Vers le 11°, aux cultures des céréales viennent s’ajouter les tubercules ; l’igname, le taro, la patate sont cultivés sur une grande échelle ; on y rencontre aussi plus d’arbres fruitiers ; le bananier et l’oranger y font leur apparition à l’état isolé. Enfin, à partir du 8°,30 on entre dans la zone du palmier à huile ; la végétation rabougrie fait place à la forêt dense ; les tubercules remplacent les céréales, et le kola, l’arbre à beurre.

Afin de faciliter l’étude des divers pays qui constituent actuellement les États de Samory, nous avons cru devoir employer une classification qui donne un peu de clarté, et répartir la description de ce pays en sept groupes distincts que nous allons successivement examiner.

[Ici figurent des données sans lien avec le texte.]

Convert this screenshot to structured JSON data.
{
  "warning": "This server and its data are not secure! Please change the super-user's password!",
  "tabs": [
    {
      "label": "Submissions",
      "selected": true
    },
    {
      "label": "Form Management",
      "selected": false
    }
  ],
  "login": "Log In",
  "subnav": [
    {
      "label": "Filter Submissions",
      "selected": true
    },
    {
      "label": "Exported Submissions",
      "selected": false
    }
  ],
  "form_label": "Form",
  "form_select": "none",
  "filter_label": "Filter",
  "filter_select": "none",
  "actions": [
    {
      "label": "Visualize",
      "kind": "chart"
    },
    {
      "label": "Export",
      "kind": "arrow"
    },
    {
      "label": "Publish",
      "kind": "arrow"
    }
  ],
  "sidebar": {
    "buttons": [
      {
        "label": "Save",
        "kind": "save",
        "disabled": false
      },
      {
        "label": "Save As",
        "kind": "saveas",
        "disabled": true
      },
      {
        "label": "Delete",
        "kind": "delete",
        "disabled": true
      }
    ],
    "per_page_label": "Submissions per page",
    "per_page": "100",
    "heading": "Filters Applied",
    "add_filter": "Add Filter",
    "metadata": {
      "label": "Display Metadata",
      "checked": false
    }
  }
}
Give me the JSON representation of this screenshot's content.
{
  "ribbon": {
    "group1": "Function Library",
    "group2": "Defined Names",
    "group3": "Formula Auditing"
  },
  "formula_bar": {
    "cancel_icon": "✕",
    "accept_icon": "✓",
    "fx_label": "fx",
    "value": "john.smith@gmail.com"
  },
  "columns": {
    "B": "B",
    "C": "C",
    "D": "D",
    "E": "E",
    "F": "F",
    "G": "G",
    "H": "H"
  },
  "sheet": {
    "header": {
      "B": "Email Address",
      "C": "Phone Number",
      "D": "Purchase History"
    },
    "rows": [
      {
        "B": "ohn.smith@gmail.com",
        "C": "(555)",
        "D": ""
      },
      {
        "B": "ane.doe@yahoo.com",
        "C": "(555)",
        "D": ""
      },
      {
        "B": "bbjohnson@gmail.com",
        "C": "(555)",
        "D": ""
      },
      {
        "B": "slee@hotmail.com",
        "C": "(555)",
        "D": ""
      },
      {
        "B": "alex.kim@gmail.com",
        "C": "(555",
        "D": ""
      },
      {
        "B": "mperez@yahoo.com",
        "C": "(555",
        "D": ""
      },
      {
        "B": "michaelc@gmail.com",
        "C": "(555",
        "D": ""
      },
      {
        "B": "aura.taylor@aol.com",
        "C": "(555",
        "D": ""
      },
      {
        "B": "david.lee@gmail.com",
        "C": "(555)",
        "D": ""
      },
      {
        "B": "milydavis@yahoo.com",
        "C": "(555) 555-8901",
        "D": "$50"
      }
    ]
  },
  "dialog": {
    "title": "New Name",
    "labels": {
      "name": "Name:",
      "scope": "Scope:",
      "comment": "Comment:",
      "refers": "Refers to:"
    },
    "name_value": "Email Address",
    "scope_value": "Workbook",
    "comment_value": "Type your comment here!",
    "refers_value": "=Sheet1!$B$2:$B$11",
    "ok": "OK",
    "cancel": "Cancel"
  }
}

Cette classification offre en outre l’avantage de correspondre à peu près à la division politique du territoire qui constitue actuellement l’empire de Samory :

I.Les territoires situés entre le Niger et le Milo ;
II.La région située au nord du Ouassoulou ;
III.La région située à l’ouest du Ouassoulou ;
IV.Le Ouassoulou ;
V.La région située au sud du Ouassoulou ;
VI.Le Ganadougou et la région située à l’est du Ouassoulou ;
VII.Et enfin les pays qui reconnaissent le protectorat de Samory, mais qui ne sont pas occupés militairement par les troupes de l’almamy.

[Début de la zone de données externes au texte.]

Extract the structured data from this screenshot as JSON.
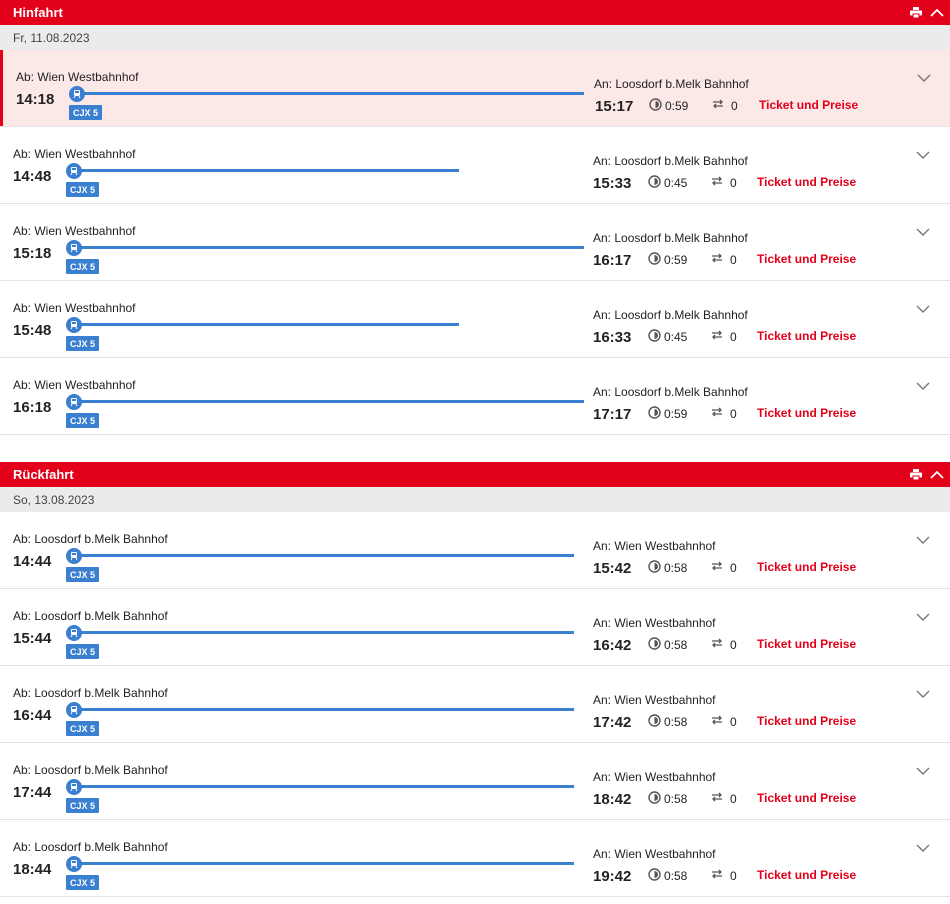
{
  "outbound": {
    "title": "Hinfahrt",
    "date": "Fr, 11.08.2023",
    "connections": [
      {
        "from": "Ab: Wien Westbahnhof",
        "dep": "14:18",
        "train": "CJX 5",
        "to": "An: Loosdorf b.Melk Bahnhof",
        "arr": "15:17",
        "duration": "0:59",
        "changes": "0",
        "ticket": "Ticket und Preise",
        "selected": true
      },
      {
        "from": "Ab: Wien Westbahnhof",
        "dep": "14:48",
        "train": "CJX 5",
        "to": "An: Loosdorf b.Melk Bahnhof",
        "arr": "15:33",
        "duration": "0:45",
        "changes": "0",
        "ticket": "Ticket und Preise"
      },
      {
        "from": "Ab: Wien Westbahnhof",
        "dep": "15:18",
        "train": "CJX 5",
        "to": "An: Loosdorf b.Melk Bahnhof",
        "arr": "16:17",
        "duration": "0:59",
        "changes": "0",
        "ticket": "Ticket und Preise"
      },
      {
        "from": "Ab: Wien Westbahnhof",
        "dep": "15:48",
        "train": "CJX 5",
        "to": "An: Loosdorf b.Melk Bahnhof",
        "arr": "16:33",
        "duration": "0:45",
        "changes": "0",
        "ticket": "Ticket und Preise"
      },
      {
        "from": "Ab: Wien Westbahnhof",
        "dep": "16:18",
        "train": "CJX 5",
        "to": "An: Loosdorf b.Melk Bahnhof",
        "arr": "17:17",
        "duration": "0:59",
        "changes": "0",
        "ticket": "Ticket und Preise"
      }
    ]
  },
  "return": {
    "title": "Rückfahrt",
    "date": "So, 13.08.2023",
    "connections": [
      {
        "from": "Ab: Loosdorf b.Melk Bahnhof",
        "dep": "14:44",
        "train": "CJX 5",
        "to": "An: Wien Westbahnhof",
        "arr": "15:42",
        "duration": "0:58",
        "changes": "0",
        "ticket": "Ticket und Preise"
      },
      {
        "from": "Ab: Loosdorf b.Melk Bahnhof",
        "dep": "15:44",
        "train": "CJX 5",
        "to": "An: Wien Westbahnhof",
        "arr": "16:42",
        "duration": "0:58",
        "changes": "0",
        "ticket": "Ticket und Preise"
      },
      {
        "from": "Ab: Loosdorf b.Melk Bahnhof",
        "dep": "16:44",
        "train": "CJX 5",
        "to": "An: Wien Westbahnhof",
        "arr": "17:42",
        "duration": "0:58",
        "changes": "0",
        "ticket": "Ticket und Preise"
      },
      {
        "from": "Ab: Loosdorf b.Melk Bahnhof",
        "dep": "17:44",
        "train": "CJX 5",
        "to": "An: Wien Westbahnhof",
        "arr": "18:42",
        "duration": "0:58",
        "changes": "0",
        "ticket": "Ticket und Preise"
      },
      {
        "from": "Ab: Loosdorf b.Melk Bahnhof",
        "dep": "18:44",
        "train": "CJX 5",
        "to": "An: Wien Westbahnhof",
        "arr": "19:42",
        "duration": "0:58",
        "changes": "0",
        "ticket": "Ticket und Preise"
      }
    ]
  },
  "icons": {
    "print": "print-icon",
    "collapse": "chevron-up-icon",
    "expand": "chevron-down-icon",
    "train": "train-icon",
    "duration": "clock-icon",
    "changes": "transfer-icon"
  },
  "colors": {
    "brand": "#e2001a",
    "train": "#3a7fd0",
    "selected_bg": "#fde8e8"
  }
}
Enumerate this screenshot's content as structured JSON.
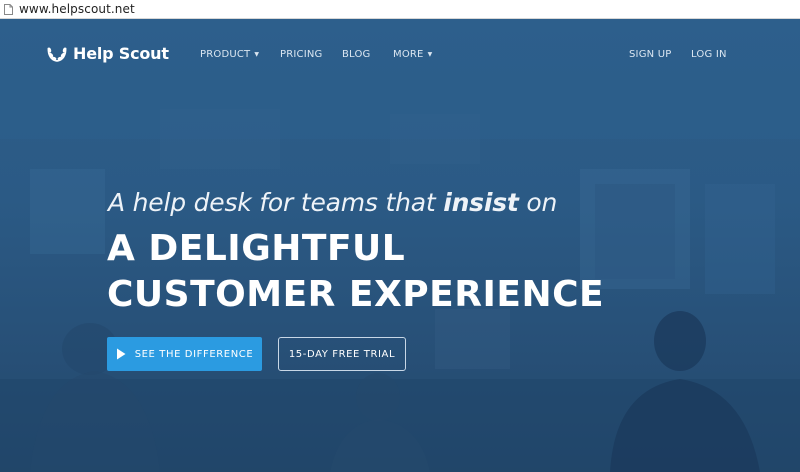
{
  "browser": {
    "url": "www.helpscout.net"
  },
  "nav": {
    "logo_text": "Help Scout",
    "links": [
      {
        "label": "PRODUCT",
        "has_caret": true
      },
      {
        "label": "PRICING",
        "has_caret": false
      },
      {
        "label": "BLOG",
        "has_caret": false
      },
      {
        "label": "MORE",
        "has_caret": true
      }
    ],
    "signup": "SIGN UP",
    "login": "LOG IN",
    "caret": "▼"
  },
  "hero": {
    "tagline_pre": "A help desk for teams that ",
    "tagline_bold": "insist",
    "tagline_post": " on",
    "headline_line1": "A DELIGHTFUL",
    "headline_line2": "CUSTOMER EXPERIENCE",
    "cta_primary": "SEE THE DIFFERENCE",
    "cta_secondary": "15-DAY FREE TRIAL"
  },
  "colors": {
    "hero_bg": "#2b5a85",
    "primary_button": "#2b9be1",
    "text": "#ffffff"
  },
  "icons": {
    "logo": "laurel-wreath-icon",
    "cta": "play-icon",
    "address_bar": "page-icon"
  }
}
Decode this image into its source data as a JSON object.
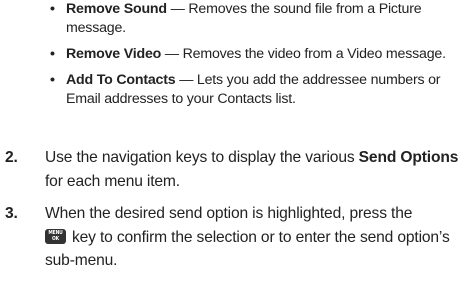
{
  "options": [
    {
      "term": "Remove Sound",
      "desc": " — Removes the sound file from a Picture message."
    },
    {
      "term": "Remove Video",
      "desc": " — Removes the video from a Video message."
    },
    {
      "term": "Add To Contacts",
      "desc": " — Lets you add the addressee numbers or Email addresses to your Contacts list."
    }
  ],
  "steps": [
    {
      "number": "2.",
      "before": "Use the navigation keys to display the various ",
      "bold": "Send Options",
      "after": " for each menu item."
    },
    {
      "number": "3.",
      "before": "When the desired send option is highlighted, press the",
      "key_top": "MENU",
      "key_bottom": "OK",
      "after": "key to confirm the selection or to enter the send option’s sub-menu.",
      "icon": "menu-ok-key-icon"
    }
  ],
  "bullet_char": "•"
}
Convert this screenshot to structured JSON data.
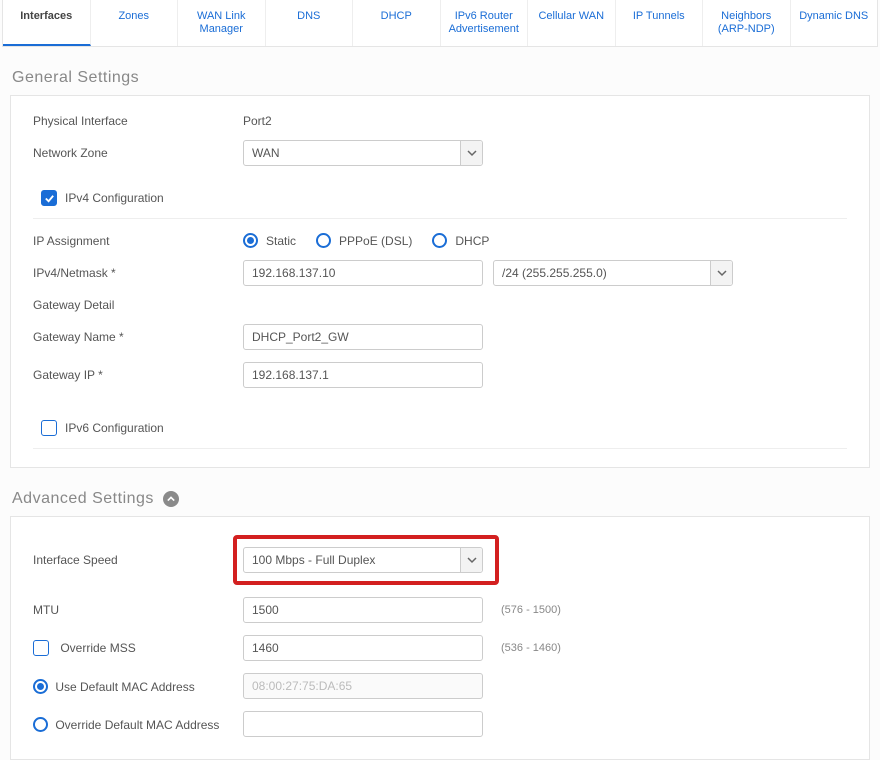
{
  "tabs": {
    "t0": "Interfaces",
    "t1": "Zones",
    "t2": "WAN Link Manager",
    "t3": "DNS",
    "t4": "DHCP",
    "t5": "IPv6 Router Advertisement",
    "t6": "Cellular WAN",
    "t7": "IP Tunnels",
    "t8": "Neighbors (ARP-NDP)",
    "t9": "Dynamic DNS"
  },
  "sections": {
    "general": "General Settings",
    "advanced": "Advanced Settings"
  },
  "general": {
    "phys_if_label": "Physical Interface",
    "phys_if_value": "Port2",
    "zone_label": "Network Zone",
    "zone_value": "WAN",
    "ipv4_conf_label": "IPv4 Configuration",
    "ip_assign_label": "IP Assignment",
    "assign_static": "Static",
    "assign_pppoe": "PPPoE (DSL)",
    "assign_dhcp": "DHCP",
    "netmask_label": "IPv4/Netmask *",
    "netmask_ip": "192.168.137.10",
    "netmask_mask": "/24 (255.255.255.0)",
    "gw_detail_label": "Gateway Detail",
    "gw_name_label": "Gateway Name *",
    "gw_name_value": "DHCP_Port2_GW",
    "gw_ip_label": "Gateway IP *",
    "gw_ip_value": "192.168.137.1",
    "ipv6_conf_label": "IPv6 Configuration"
  },
  "advanced": {
    "speed_label": "Interface Speed",
    "speed_value": "100 Mbps - Full Duplex",
    "mtu_label": "MTU",
    "mtu_value": "1500",
    "mtu_hint": "(576 - 1500)",
    "mss_label": "Override MSS",
    "mss_value": "1460",
    "mss_hint": "(536 - 1460)",
    "mac_default_label": "Use Default MAC Address",
    "mac_default_value": "08:00:27:75:DA:65",
    "mac_override_label": "Override Default MAC Address"
  }
}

I. De la région comprise entre le Niger et le Milo, nous n’avons que peu de choses à dire, une partie de ces territoires est tombée sous notre influence directe depuis les dernières campagnes du colonel Gallieni, et est rattachée en partie au commandement du Soudan français ; les autres, tels que le Sankaran, le Kissi et les régions ayant Falaba comme capitale, nous sont trop peu connus pour que nous nous y étendions davantage. Au moment où ces lignes paraîtront, ils seront tombés sous notre domination ; nous pouvons donc dès aujourd’hui les distraire sans inconvénient de notre étude et aborder les autres régions que nous avons été plus à même d’étudier et sur lesquelles nous avons plus de renseignements.

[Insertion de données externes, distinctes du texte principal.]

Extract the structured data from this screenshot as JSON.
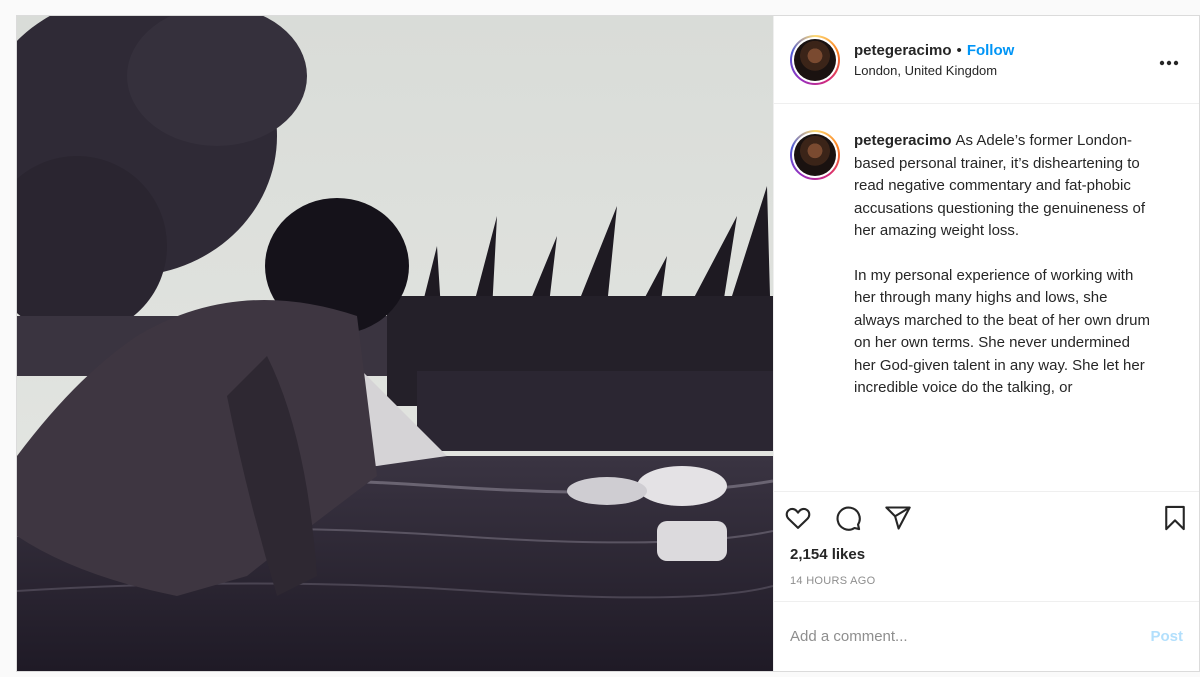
{
  "colors": {
    "accent": "#0095f6",
    "post_disabled": "#b2dffc",
    "muted": "#8e8e8e"
  },
  "header": {
    "username": "petegeracimo",
    "separator": "•",
    "follow_label": "Follow",
    "location": "London, United Kingdom",
    "more_icon": "more-horizontal-icon"
  },
  "caption": {
    "username": "petegeracimo",
    "paragraph1": "As Adele’s former London-based personal trainer, it’s disheartening to read negative commentary and fat-phobic accusations questioning the genuineness of her amazing weight loss.",
    "paragraph2": "In my personal experience of working with her through many highs and lows, she always marched to the beat of her own drum on her own terms. She never undermined her God-given talent in any way. She let her incredible voice do the talking, or"
  },
  "actions": {
    "icons": [
      "heart-icon",
      "comment-icon",
      "share-icon",
      "bookmark-icon"
    ],
    "likes": "2,154 likes",
    "timestamp": "14 HOURS AGO"
  },
  "comment_box": {
    "placeholder": "Add a comment...",
    "post_label": "Post"
  }
}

II. Le Bolé et le Safé, qui constituent les provinces nord, ont été pris sur le Ségou dans le courant de l’année 1882. Kémébirama, appelé aussi Fabou, frère de l’almamy Samory, ayant sous ses ordres Famako, chef de Tenguélé, près Ouolosébougou, fut chargé de cette conquête. Après avoir dévasté la région et s’être emparé de Tadiana, Cisina, Sanancoro, Sénou et Kola, ces deux chefs s’avancèrent jusqu’à Gouni en face de Koulikoro ; Kémébirama poussa même l’audace jusqu’à se porter sur Dougassou, dans le cœur même du Ségou. Mais là il fut repoussé par les cavaliers d’Ahmadou, et rejeté dans le Banan, où avec Famako il sema la dévastation.

Plus au sud, il existait trois confédérations habitées exclusivement par des Bambara qui vivaient en très bons termes avec leurs voisins de même origine, du Ségou. Le pays était relativement bien peuplé ; les nombreuses ruines que l’on traverse partout en sont un indice bien certain.

Les trois chefs les plus influents étaient : 1o Fotigui, qui commandait le Dialacoro, le Djitoumo et le Kéléya ; 2o Kémokho, qui exerçait son autorité sur le Kouroulamini, le Tiaka, le Baya, le Bolou et le Banimonotié ; 3o le chef du Banan.